Quelques heures plus tard, le tiers de la route avait déjà été parcouru. Le soleil me brûlait violemment ma peau claire et j'avais atrocement soif, mais il fallait encore continuer. Par un heureux hasard, une légère colonne de fumée s'éleva dans les airs à plusieurs centaines de mètres devant nous, derrière une petite colline. Même si Sven était contre, comme d'habitude, il était hors de question que je n'aille pas voir ce que c'était. Les Mystics cavalaient à toute allure en direction de cette mystérieuse fumée. Mon frère dégaina son épée lentement, par simple précaution, je fis de même en agrippant un grand couteau, coincée dans le harnais de la créature que je montais. Matérialiser des armes était épuisant je ne pouvais pas le faire tout le temps.

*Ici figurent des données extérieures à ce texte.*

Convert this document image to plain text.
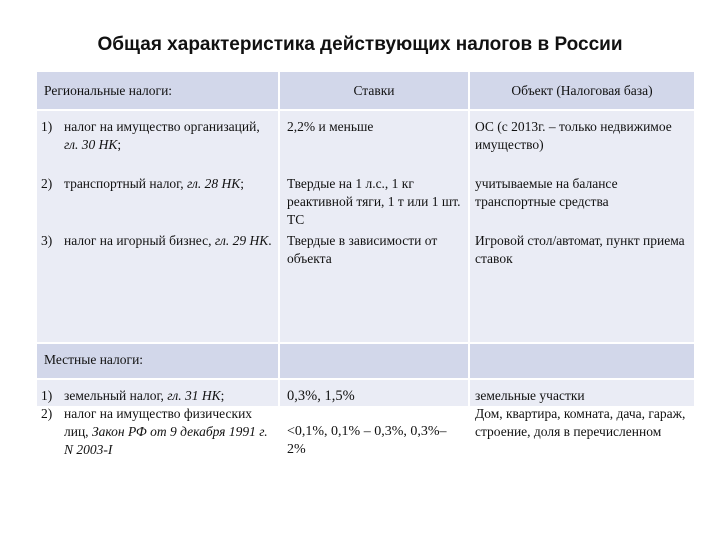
Общая характеристика действующих налогов в России
Региональные налоги:	Ставки	Объект (Налоговая база)
1) налог на имущество организаций, гл. 30 НК;
2) транспортный налог, гл. 28 НК;
3) налог на игорный бизнес, гл. 29 НК.
2,2% и меньше
Твердые на 1 л.с., 1 кг реактивной тяги, 1 т или 1 шт. ТС
Твердые в зависимости от объекта
ОС (с 2013г. – только недвижимое имущество)
учитываемые на балансе транспортные средства
Игровой стол/автомат, пункт приема ставок
Местные налоги:
1) земельный налог, гл. 31 НК;
2) налог на имущество физических лиц, Закон РФ от 9 декабря 1991 г. N 2003-I
0,3%, 1,5%
<0,1%, 0,1% – 0,3%, 0,3%– 2%
земельные участки
Дом, квартира, комната, дача, гараж, строение, доля в перечисленном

Quelques minutes plus tard, nos montures avaient enfin atteint la colline. Aussitôt, Anya s'avança pour déployer ses ailes mais je la retins, il ne fallait pas qu'on nous repère. On n'avait aucune idée de ce qu'il se trouvait derrière cette colline. J'étais de loin la personne la plus discrète d'entre nous trois. Je décidai alors d'aller voir ce qu'il se cachait derrière cet amas de terre. Sans bruit, je grimpais la petite montagne sèche en rampant. La terre presque sableuse se coinçait à l'intérieur de mes ongles et avait déjà salit tout mes vêtements mais c'était sans importance. J'avais enfin atteint le sommet. Mon corps était dissimulé à l'abri de la lumière pour ne pas me faire repérer. Chose inutile, il n'y avait personne. Une sorte de campement semblait être en pleine installation et un petit feu légèrement éteint se situait au centre. En pensant qu'il n'y avait plus aucun danger, je me levai et fis signe au deux autres de venir me rejoindre. En me retournant, la première chose que j'aperçus fut le visage de mes compagnons. Leurs yeux étaient écarquillés et leurs bouches grandes ouvertes prêtes à me crier quelque chose. Ils semblaient terrifiés.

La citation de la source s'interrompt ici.